Il Crocifisso comincia il suo lungo percorso per le strade del paese, talvolta assai strette, accompagnato dalle giaculatorie dei fratelli che implorano le grazie al “Patruzzu Amurusu”. L’itinerario è quello tradizionale: via Umberto I con la “vutata” in via Antonino Veneziano, dove è la casa del famoso poeta monrealese, quindi breve sosta al Canale e cambio dei fratelli ad alternarsi al sollevamento della vara, prima di salire per via Pietro Novelli fino all’abbeveratoio. Da qui dopo una sosta più lunga per permettere di rifocillarsi e riprendere energie, ha inizio il percorso di ritorno verso la Collegiata. La ripida discesa di Via Garibaldi, meglio nota come “a scinnuta ru Signuri“, termina a piazza Spasimo dove, come vuole la tradizione, i bambini sono presi in braccio ed avvicinati alla statua, per baciare il Crocifisso.

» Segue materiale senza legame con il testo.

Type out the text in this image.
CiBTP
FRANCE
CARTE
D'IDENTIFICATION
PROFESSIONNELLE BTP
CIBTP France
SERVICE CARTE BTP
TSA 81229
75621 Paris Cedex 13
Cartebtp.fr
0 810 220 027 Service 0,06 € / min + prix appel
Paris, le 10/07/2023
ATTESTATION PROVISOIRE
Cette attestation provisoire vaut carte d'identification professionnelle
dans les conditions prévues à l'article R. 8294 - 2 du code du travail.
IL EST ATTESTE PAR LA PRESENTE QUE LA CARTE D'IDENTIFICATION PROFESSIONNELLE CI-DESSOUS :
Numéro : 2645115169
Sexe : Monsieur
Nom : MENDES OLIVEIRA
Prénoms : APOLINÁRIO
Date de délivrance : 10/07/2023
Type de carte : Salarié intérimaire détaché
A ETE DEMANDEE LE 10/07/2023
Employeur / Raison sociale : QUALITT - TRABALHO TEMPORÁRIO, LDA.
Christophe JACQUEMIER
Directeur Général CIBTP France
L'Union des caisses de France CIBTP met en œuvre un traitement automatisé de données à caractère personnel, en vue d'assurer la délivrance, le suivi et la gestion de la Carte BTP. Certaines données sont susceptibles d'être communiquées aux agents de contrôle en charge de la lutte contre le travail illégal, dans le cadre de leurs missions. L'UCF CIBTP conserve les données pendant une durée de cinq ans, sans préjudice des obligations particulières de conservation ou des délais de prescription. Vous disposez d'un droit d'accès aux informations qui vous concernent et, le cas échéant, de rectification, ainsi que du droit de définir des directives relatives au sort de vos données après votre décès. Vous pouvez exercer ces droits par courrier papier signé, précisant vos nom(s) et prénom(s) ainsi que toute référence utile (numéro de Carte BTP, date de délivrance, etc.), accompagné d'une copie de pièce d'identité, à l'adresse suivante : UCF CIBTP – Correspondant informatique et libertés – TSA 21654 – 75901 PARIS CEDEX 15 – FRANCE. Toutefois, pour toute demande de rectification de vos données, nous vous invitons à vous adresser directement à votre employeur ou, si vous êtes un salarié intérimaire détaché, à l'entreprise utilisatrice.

Quindi dritto filato alla sede del Municipio nella piazza principale, attraverso via Venero, corso Pietro Novelli e via Roma. Sotto il Palazzo di città il tradizionale omaggio floreale del comune con l’inchino degli stendardi che rappresentano la cittadinanza. A tarda notte, quando il simulacro fa ritorno in Chiesa, i fiori che hanno addobbato la vara vanno a ruba: essi, infatti, rappresentano per i fedeli un potente rimedio contro le disgrazie e le malattie. Durante tutto il mese di maggio molti fedeli compiono il “viaggio” in onore del Crocifisso, ripetendo l’itinerario della processione, con ceri accesi e a piedi scalzi, eseguendo una “promissione”: in altre parole un voto per grazia ricevuta.